The Civil Rights Movement in the 1950s

The 1950s opened with President Dwight Eisenhower's appointment of pro-civil rights advocate Earl Warren as Chief Justice of the United States Supreme Court, as well as a massive bus boycott in Baton Rouge, Louisiana, both in 1953. Why are these two issues important? Because the Warren Court became synonymous with the civil rights movement as you will see, and the bus boycott in Louisiana set the precedent for future non-violent protest while being the first bus boycott in civil rights history.

Now, 1954 marked a significant year for the civil rights movement. This was the year in which the Supreme Court ruled, via Brown vs. the Board of Education of Topeka, Kansas, 1954, that segregation in public facilities, in this case a public school, violated African Americans' constitutional right of equal protection under the law.

The Court encouraged states that enforced Jim Crow laws to begin integration at an 'all deliberate speed.' Unfortunately, at the time, the Court could only encourage segregationists to abide by the federal ruling, and states believed that an 'all deliberate speed' was left to interpretation.

Nineteen fifty-five was another pivotal year for the civil rights movement for two reasons. First, Rosa Parks challenged segregation on public transportation in Montgomery, Alabama when she refused to vacate her seat to a white rider. Parks was eventually arrested for her defiance, which touched off a major bus boycott. Eventually, in June 1956, the Supreme Court ruled in Browder v. Gale that bus segregation was unconstitutional under the equal protection clause of the Fourteenth Amendment.

Second, Martin Luther King Jr. gained national notoriety as a prominent voice and leader within the civil rights movement. This was largely attributed to his assistance in creating the Montgomery Improvement Association, which encouraged a massive bus boycott in Alabama following the Rosa Parks incident.

There are numerous additional events that were associated with the civil rights movement in the 1950s.

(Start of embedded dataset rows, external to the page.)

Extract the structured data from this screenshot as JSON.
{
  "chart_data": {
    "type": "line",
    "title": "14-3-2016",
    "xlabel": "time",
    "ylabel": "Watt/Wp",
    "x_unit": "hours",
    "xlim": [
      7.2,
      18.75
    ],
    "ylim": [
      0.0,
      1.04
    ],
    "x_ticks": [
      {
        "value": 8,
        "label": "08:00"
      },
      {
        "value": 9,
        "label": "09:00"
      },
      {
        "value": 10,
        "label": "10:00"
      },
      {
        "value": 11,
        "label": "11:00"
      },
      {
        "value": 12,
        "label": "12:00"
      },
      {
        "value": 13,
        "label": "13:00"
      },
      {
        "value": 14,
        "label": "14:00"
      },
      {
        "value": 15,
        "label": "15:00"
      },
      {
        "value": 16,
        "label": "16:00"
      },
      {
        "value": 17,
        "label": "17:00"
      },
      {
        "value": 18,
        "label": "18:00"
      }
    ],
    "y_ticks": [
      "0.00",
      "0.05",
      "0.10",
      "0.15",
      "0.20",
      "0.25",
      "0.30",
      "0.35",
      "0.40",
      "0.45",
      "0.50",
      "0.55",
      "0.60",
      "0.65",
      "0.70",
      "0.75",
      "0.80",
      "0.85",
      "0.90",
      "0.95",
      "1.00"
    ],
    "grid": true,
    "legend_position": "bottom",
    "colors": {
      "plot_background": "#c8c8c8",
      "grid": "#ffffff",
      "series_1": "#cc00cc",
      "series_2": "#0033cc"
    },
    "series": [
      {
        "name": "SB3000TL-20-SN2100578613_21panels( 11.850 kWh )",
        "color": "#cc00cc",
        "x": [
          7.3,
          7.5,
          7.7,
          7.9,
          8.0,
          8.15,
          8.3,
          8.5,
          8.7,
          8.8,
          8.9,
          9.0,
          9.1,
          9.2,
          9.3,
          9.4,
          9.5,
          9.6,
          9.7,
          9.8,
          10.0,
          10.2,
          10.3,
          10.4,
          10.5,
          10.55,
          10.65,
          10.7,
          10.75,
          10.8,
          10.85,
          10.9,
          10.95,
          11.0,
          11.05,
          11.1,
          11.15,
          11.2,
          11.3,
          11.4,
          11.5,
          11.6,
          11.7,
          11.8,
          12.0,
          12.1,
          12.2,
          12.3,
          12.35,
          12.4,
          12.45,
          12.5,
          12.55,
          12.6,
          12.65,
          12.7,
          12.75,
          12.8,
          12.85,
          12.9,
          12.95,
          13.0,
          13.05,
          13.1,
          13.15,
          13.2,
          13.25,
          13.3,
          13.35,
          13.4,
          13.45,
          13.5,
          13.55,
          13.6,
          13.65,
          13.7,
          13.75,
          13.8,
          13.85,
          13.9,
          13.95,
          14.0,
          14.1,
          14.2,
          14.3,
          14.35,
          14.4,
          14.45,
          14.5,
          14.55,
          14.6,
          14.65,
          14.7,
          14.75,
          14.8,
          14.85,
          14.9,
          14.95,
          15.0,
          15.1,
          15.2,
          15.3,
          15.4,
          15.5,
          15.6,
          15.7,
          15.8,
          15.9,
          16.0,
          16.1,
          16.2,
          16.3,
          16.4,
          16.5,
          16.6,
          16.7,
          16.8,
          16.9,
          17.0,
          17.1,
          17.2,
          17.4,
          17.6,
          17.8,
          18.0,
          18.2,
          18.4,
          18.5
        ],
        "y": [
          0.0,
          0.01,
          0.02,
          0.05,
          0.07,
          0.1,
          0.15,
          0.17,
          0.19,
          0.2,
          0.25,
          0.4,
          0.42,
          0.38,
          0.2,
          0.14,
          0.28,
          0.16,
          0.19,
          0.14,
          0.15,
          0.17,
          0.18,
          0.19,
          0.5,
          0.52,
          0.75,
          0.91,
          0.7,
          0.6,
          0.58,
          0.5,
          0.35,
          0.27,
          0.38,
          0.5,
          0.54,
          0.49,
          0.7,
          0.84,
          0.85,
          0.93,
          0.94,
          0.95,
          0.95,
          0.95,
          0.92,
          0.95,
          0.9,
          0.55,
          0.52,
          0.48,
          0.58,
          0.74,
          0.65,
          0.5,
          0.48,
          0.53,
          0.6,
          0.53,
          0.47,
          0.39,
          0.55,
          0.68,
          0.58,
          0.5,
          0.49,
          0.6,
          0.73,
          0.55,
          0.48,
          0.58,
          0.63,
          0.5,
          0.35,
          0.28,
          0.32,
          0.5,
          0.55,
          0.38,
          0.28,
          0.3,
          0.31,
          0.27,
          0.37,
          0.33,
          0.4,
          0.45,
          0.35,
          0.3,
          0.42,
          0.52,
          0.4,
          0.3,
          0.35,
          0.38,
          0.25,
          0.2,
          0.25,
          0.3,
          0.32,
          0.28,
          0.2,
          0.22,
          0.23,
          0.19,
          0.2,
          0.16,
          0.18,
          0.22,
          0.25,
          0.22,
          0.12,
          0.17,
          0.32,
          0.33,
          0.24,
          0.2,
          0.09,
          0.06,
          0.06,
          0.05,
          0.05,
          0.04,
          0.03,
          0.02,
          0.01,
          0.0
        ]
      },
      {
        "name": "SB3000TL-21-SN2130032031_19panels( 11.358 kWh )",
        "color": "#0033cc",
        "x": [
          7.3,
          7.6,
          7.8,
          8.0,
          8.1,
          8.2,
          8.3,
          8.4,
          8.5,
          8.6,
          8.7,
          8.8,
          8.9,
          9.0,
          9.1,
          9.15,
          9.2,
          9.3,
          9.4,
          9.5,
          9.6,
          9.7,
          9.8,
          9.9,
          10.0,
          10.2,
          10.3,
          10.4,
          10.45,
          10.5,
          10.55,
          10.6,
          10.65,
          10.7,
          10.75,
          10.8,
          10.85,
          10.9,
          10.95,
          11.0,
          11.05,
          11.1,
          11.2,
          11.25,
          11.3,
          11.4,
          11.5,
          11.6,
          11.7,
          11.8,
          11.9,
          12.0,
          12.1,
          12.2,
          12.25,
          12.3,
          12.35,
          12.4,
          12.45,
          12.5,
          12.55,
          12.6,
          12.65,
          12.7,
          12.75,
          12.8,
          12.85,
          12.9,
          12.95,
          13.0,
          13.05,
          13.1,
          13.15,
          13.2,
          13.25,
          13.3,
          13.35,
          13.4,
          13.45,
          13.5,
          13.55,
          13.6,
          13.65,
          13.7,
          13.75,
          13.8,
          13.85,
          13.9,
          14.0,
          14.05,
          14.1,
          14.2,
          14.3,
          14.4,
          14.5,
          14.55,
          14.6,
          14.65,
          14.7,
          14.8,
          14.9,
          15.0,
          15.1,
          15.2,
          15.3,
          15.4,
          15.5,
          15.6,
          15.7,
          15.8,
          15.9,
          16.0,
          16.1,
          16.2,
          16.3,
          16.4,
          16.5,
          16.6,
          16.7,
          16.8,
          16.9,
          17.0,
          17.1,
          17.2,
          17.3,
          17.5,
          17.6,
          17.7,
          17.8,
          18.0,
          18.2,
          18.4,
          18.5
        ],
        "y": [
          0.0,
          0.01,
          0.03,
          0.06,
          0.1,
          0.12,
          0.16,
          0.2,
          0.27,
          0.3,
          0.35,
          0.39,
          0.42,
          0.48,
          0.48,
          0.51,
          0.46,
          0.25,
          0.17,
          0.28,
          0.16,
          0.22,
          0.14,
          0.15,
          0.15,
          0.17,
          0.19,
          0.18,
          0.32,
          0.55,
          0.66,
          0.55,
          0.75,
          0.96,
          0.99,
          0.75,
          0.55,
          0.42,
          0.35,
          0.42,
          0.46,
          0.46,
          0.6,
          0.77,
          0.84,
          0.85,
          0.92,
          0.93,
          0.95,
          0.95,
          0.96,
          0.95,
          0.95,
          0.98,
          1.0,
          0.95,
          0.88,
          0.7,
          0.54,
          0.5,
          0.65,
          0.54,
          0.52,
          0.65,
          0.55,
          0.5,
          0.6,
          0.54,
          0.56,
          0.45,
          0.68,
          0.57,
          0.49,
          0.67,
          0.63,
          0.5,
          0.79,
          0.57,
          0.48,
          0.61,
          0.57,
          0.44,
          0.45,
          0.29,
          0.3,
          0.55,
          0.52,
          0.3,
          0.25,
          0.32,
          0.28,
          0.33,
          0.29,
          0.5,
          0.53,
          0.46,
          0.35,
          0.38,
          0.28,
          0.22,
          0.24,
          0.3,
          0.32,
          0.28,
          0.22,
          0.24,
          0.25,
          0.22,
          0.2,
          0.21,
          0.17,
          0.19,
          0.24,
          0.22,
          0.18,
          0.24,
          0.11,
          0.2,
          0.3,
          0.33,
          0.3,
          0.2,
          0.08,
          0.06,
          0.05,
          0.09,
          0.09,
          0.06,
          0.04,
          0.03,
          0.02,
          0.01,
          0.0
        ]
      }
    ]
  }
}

Let's take a look at just a few. In 1956, two important organizations were created: the Inter-Civic Council in Tallahassee, Florida, and the Alabama Christian Movement for Human Rights in Birmingham, Alabama.

Speaking of important associations, the formation of the Southern Christian Leadership Conference (SCLC) under the leadership of Martin Luther King in 1957 was a nationally important organization that focused on desegregation and registering black votes. The Crusade for Citizenship, launched in late 1957, was the SCLC's first major effort in enfranchising blacks.

Another hallmark to the movement in the 1950s was the Civil Rights Act of 1957. This was the first piece of federal civil rights legislation since the Civil Rights Act of 1875 (that is over 80 years!). The legislation expedited African American claims of voter abridgement and established the Commission on Civil Rights, which investigated voter violations and recommended remedies to the federal government.